France pledges $8.78 billion to auto industry recovery
The new plan was announced on Tuesday and includes subsidies for buyers of hybrid and electric cars and support to further research into hydrogen power and self-driving cars. It also aims to ensure that the country's auto industry assembler and supplier workforce may survive the COVID-19 crisis and emerge as leaders in the global industries of manufacturing and exporting ecologically-friendly vehicles.
Macron explained that the goal of the move was to "relocalize" manufacturing within France and "to make France the leading country in Europe for the production of clean vehicles," with a final annual output target of 1 million by the year 2025, reports the Financial Times.
He described the recovery plan as a three-way bargain between employees, manufacturers, and the state — with automotive companies making French-based investments in production in exchange for government support.
French auto industry subsidies to 'go green'
The owner of the Citroën and Peugeot brands has already pledged to increase its output of clean cars from zero in 2019 to 450,000 annually, while another company, Renault, aims to triple its production by 2022.
Renault is nearing an awarded a roughly $4.4 to $5.5 billion (€4 to €5 billion) credit line from the French government, and will become the third partner next to PSA and Total subsidiary Saft — in a multi-billion-dollar venture to manufacture electric vehicle batteries inside the EU — as of writing, the lion's share come from South Korea and China. The French state owns slightly more than 15% of Renault.
A long-time champion of European industrial "sovereignty" via investments in tech sectors typically dominated by U.S. and Asian competitors, Macron spoke from the Etaples factory of motor industry supplier Valeo, close to Le Touquet in northern France.
Auto sales shaken in wake of COVID-19 crisis
Sales of cars have fallen sharply amid France's nationwide and two-month lockdown, which came to an end two weeks ago. Macron added that some of the subsidies — which could be used for efficient gas or diesel vehicles — would shift unsold cars produced in the last few weeks, according to Financial Times. One person buying a new electric car might receive a subsidy upward of €7,000 for their ecologically-friendly purchase.

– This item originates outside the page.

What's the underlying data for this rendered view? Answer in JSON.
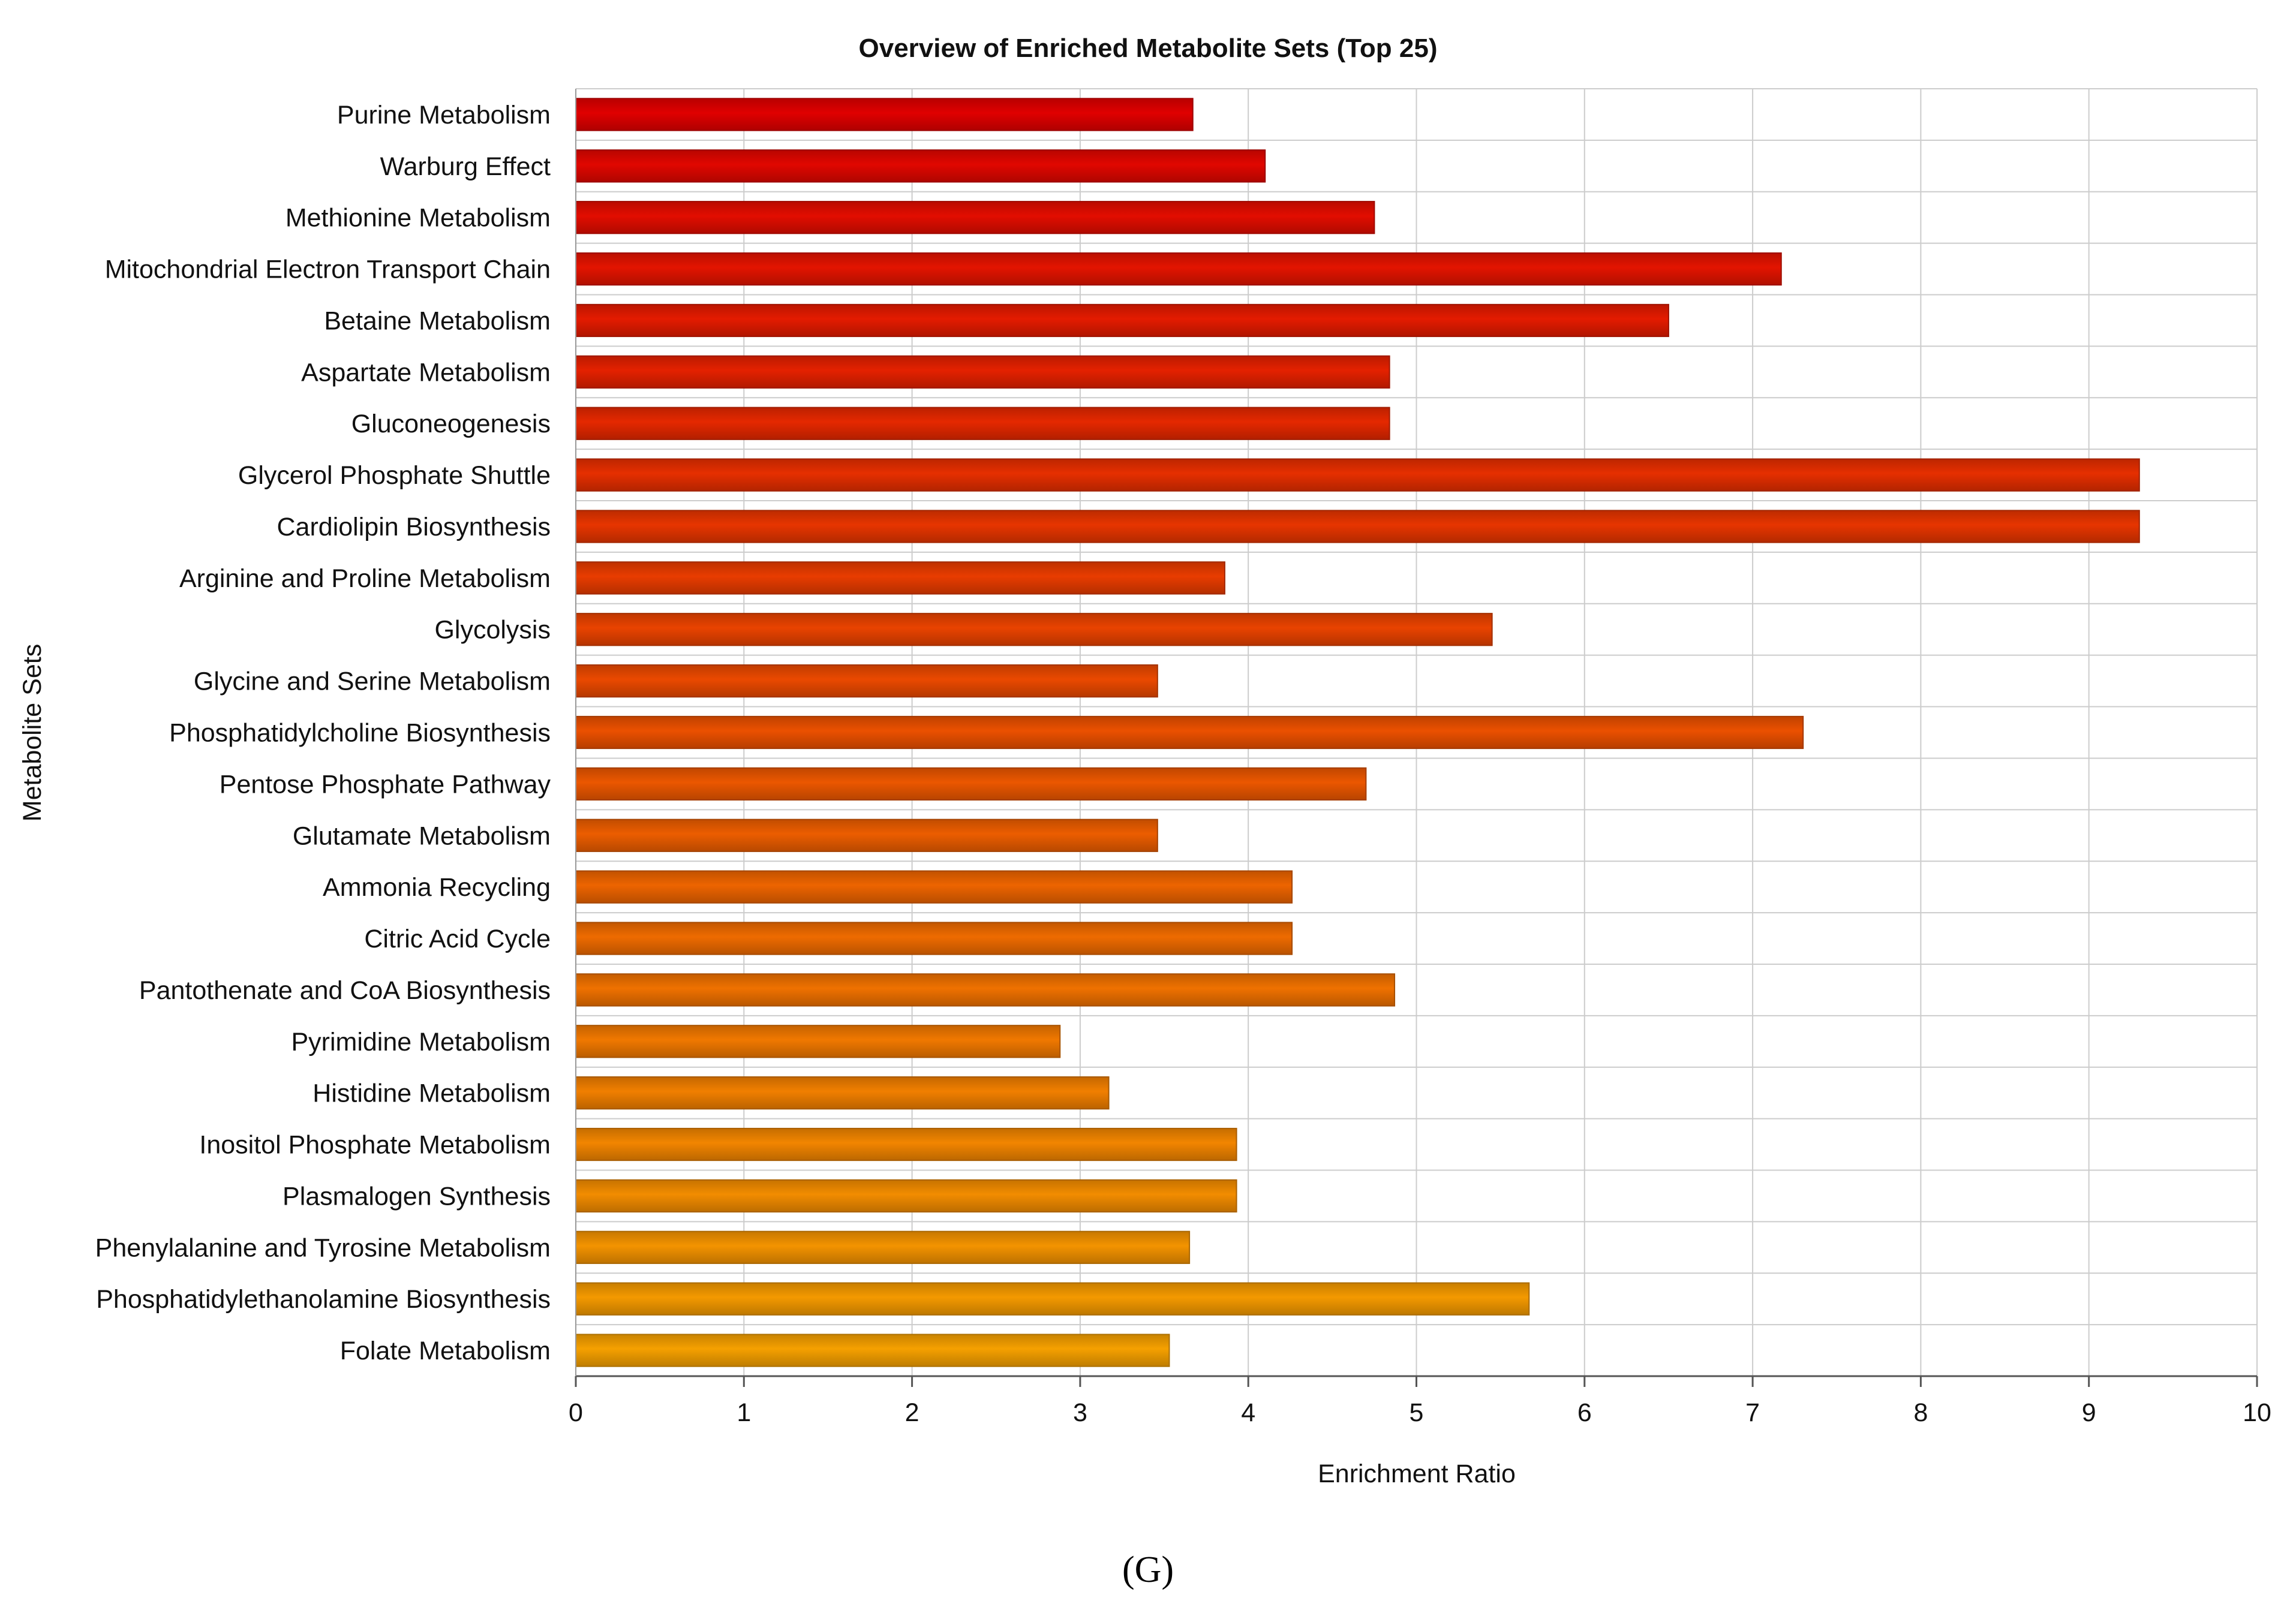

This comes roughly a month after U.S. oil fell almost 300% and closed below $0 for the first time in history in the wake of a sharp drop in consumer demand for crude oil. Nearly every major industry in the world has taken a hit from measures taken to slow or stop the spread of the COVID-19 illness, but as the greatest world economies move for a slow reopening, the following months could see unprecedented levels of cooperation between private and government institutions.